I had heard this Creative Cloud from Adobe was coming. I was not sure if I would like it or not. I am sure you are aware there has been a lot of chat via the Internet about this concept that Adobe will be offering. I myself had mixed feelings until I watched the live presentation yesterday via the Internet. What you get for your dollar to me is pretty good. You have access to just about all of the major software programs from Adobe. If I understand it correctly besides Cloud storage you even have a place to host your Website. Then when they announced if you currently have a CS product you get a discount price of $29.99 a month for a year. If you really look at what Adobe is offering you get a lot for the dollar.

I did check with Adobe to see if I qualify for this discount price and sure enough I do. So now I am really thinking about giving this Creative Cloud a try.
Like you said, "keep an open mind".

Stu

Yes, there is a lot to process here. It's not just having all of Adobe's software available at your fingertips, although that is a big thing. It's a publishing platform, it's Mac and PC friendly (for the first time you can use one of your two "license seats" for a Mac and the other for a PC), and there will be lots of talent working there. Plus if you want to publish to a variety of mobile devices, this looks like the ticket. Whew!

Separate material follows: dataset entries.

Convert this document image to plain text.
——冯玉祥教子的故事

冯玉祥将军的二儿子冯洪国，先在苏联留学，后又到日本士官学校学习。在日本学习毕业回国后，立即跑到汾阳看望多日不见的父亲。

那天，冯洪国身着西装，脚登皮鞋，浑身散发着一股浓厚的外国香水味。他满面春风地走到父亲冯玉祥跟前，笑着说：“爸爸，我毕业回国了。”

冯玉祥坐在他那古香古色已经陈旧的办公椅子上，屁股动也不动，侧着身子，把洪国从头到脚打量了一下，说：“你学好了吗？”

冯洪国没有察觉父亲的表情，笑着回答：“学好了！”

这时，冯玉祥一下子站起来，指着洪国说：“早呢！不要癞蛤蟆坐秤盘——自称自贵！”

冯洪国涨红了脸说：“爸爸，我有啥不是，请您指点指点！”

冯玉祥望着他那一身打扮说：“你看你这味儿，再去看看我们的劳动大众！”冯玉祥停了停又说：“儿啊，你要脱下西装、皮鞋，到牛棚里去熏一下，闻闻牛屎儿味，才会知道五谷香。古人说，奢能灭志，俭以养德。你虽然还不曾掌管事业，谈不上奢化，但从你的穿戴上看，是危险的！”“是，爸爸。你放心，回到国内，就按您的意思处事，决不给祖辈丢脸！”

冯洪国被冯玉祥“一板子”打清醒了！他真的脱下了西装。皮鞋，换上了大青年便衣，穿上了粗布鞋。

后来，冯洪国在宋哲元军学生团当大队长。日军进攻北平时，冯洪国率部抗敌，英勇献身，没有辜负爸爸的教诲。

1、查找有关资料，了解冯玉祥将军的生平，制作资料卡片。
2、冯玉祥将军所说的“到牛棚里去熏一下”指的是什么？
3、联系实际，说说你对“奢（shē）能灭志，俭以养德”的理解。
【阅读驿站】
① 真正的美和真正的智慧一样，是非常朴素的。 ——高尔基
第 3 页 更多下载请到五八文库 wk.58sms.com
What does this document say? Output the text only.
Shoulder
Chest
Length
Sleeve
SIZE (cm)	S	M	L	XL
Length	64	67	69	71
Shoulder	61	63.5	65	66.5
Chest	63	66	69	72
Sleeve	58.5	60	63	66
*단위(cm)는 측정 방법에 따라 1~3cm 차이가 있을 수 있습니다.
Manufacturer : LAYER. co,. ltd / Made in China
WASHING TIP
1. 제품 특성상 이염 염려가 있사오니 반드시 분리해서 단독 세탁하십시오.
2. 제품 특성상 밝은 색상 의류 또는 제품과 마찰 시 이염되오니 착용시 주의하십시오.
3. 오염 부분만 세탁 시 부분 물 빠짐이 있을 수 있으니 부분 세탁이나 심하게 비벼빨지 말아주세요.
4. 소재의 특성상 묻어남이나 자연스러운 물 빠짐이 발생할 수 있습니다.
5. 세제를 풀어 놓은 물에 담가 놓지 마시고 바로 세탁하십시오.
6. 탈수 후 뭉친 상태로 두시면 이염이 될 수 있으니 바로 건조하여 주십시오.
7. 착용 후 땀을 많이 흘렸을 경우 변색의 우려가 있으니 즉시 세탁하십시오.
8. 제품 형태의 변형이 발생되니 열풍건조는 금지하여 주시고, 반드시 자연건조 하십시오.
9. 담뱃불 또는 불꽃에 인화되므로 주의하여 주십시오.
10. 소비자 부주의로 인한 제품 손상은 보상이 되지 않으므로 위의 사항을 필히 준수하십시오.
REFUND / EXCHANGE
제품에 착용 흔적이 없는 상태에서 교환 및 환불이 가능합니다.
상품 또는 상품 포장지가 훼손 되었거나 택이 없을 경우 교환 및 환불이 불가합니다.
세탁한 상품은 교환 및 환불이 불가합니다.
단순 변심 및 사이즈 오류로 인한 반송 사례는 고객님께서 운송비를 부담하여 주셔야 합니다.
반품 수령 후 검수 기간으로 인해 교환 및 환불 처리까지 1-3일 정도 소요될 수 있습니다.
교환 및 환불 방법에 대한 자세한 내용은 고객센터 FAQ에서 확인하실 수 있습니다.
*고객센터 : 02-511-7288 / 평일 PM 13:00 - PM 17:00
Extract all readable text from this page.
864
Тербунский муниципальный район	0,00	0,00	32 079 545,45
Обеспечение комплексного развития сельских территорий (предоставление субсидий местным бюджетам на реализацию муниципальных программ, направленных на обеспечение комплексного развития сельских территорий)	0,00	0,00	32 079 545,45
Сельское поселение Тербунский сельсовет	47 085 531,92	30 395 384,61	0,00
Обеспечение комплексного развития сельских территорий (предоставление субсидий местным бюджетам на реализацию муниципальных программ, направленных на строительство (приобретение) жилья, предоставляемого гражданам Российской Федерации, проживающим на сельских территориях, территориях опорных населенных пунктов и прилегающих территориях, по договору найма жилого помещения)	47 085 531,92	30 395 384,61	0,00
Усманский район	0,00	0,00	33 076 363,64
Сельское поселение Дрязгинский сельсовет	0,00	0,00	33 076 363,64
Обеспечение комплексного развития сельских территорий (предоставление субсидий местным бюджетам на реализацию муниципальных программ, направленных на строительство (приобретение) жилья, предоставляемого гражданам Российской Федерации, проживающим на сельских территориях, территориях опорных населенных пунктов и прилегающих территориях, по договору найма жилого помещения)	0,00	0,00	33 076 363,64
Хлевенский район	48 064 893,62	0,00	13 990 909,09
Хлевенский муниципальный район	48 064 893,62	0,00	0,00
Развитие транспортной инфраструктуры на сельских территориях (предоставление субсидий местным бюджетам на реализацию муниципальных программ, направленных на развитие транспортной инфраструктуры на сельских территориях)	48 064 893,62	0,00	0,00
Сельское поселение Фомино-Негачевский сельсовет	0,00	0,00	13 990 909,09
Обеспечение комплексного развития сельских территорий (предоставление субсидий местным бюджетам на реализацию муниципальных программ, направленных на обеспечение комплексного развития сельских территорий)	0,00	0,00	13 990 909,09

Of course, there's also the cynical thought that Adobe wants to push people away from the "every other version" upgrade cycle and thus increase the amount of money they're getting from each user. :-D

On a side note - most IT security professionals don't believe security in the cloud has been thought through nearly enough. I use cloud storage for items where I don't particularly care if they somehow got compromised (we use Dropbox for our family grocery list, for example). If I were a pro photographer, I don't know that I'd trust the cloud for my important images.